The 7 Tactics for Better Business Outcomes

1. Consult Deeply with Stakeholders: Stop taking "orders" for courses. Instead, act as a consultant to understand the underlying business problem (e.g., "Why are sales down?" rather than "We need sales training").

2. Align with Strategic Metrics: Your KPIs should match the board’s KPIs. If the company is focused on customer retention, your learning outcomes must directly impact retention scores.

3. Prioritise Performance Support: Learning shouldn't just happen in a classroom; it should happen in the flow of work. Provide the right information at the exact moment a worker needs it.

4. Adopt a "Skills-First" Framework: Move away from job titles and toward granular skills. This allows for more agile movement of talent across the organisation as needs change.

5. Leverage Data for Insight, Not Just Tracking: Move beyond "level 1" feedback (smile sheets) and use data to track behavioural changes and ROI.

6. Human-Centric AI Integration: Use AI to scale personalisation and automate admin but keep the focus on human connection and coaching—the areas where AI cannot compete.

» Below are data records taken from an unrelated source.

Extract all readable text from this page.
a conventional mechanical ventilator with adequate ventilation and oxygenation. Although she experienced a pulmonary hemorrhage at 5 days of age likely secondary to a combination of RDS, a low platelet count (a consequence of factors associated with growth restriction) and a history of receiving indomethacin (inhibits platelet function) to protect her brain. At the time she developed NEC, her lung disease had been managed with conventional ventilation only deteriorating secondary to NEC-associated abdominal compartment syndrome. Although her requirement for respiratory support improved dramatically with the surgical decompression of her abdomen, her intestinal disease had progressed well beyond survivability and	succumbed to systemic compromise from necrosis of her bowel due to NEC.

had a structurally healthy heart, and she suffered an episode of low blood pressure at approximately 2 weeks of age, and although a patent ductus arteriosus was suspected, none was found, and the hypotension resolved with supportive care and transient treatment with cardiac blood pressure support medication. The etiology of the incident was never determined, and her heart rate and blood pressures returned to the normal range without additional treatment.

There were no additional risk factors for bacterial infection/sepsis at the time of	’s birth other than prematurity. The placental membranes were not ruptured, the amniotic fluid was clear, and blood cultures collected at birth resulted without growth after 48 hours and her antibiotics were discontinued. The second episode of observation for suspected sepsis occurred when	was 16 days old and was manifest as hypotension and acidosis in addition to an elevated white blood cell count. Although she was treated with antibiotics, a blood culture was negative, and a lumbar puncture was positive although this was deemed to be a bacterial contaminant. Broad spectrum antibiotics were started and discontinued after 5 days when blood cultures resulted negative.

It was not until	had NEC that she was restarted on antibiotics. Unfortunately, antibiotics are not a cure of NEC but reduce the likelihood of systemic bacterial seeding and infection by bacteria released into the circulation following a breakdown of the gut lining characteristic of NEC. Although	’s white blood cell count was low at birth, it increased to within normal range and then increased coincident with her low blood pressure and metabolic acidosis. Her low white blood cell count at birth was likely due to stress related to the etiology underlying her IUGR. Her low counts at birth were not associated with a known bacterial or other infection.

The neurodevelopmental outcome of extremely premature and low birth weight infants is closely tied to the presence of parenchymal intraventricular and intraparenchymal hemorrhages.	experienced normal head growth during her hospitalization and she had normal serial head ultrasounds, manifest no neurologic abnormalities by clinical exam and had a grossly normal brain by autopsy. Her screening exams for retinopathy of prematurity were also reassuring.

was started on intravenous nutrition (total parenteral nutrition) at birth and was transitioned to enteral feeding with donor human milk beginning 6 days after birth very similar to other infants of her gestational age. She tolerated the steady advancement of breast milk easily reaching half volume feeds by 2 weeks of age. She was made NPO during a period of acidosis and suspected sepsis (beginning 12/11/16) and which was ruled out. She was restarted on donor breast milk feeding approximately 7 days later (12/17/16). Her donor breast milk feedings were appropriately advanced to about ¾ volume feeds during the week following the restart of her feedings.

7. Drive Learning Transfer through Reinforcement: This is the most critical and often overlooked step. Information is useless if it is forgotten 48 hours later.

The Silent Killer of ROI: The Forgetting Curve

Even the most brilliant strategy fails if the knowledge doesn't stick. Donald Taylor often highlights that the "hype" of new technology is only valuable if it serves the fundamental way humans learn. We know from neuroscience that without deliberate recall, up to 90% of new information is lost within a month.

This is where the tactical meets the practical. To truly move the needle on business outcomes, organisations are increasingly looking toward sophisticated reinforcement tools. Solutions like Forget Me Not® are designed to bridge the gap between "learning" and "doing." By utilising spaced repetition and microlearning, Forget Me Not® ensures that the seven tactics listed above aren't just one-off initiatives, but sustained behavioural shifts.

Challenging the Forgetting Curve.

Conclusion

The future of learning isn't just about more content; it's about less waste. By adopting Donald Taylor's focus on business alignment and ensuring that knowledge is retained long-term through tools like Forget Me Not®, L&D can finally secure its seat at the executive table.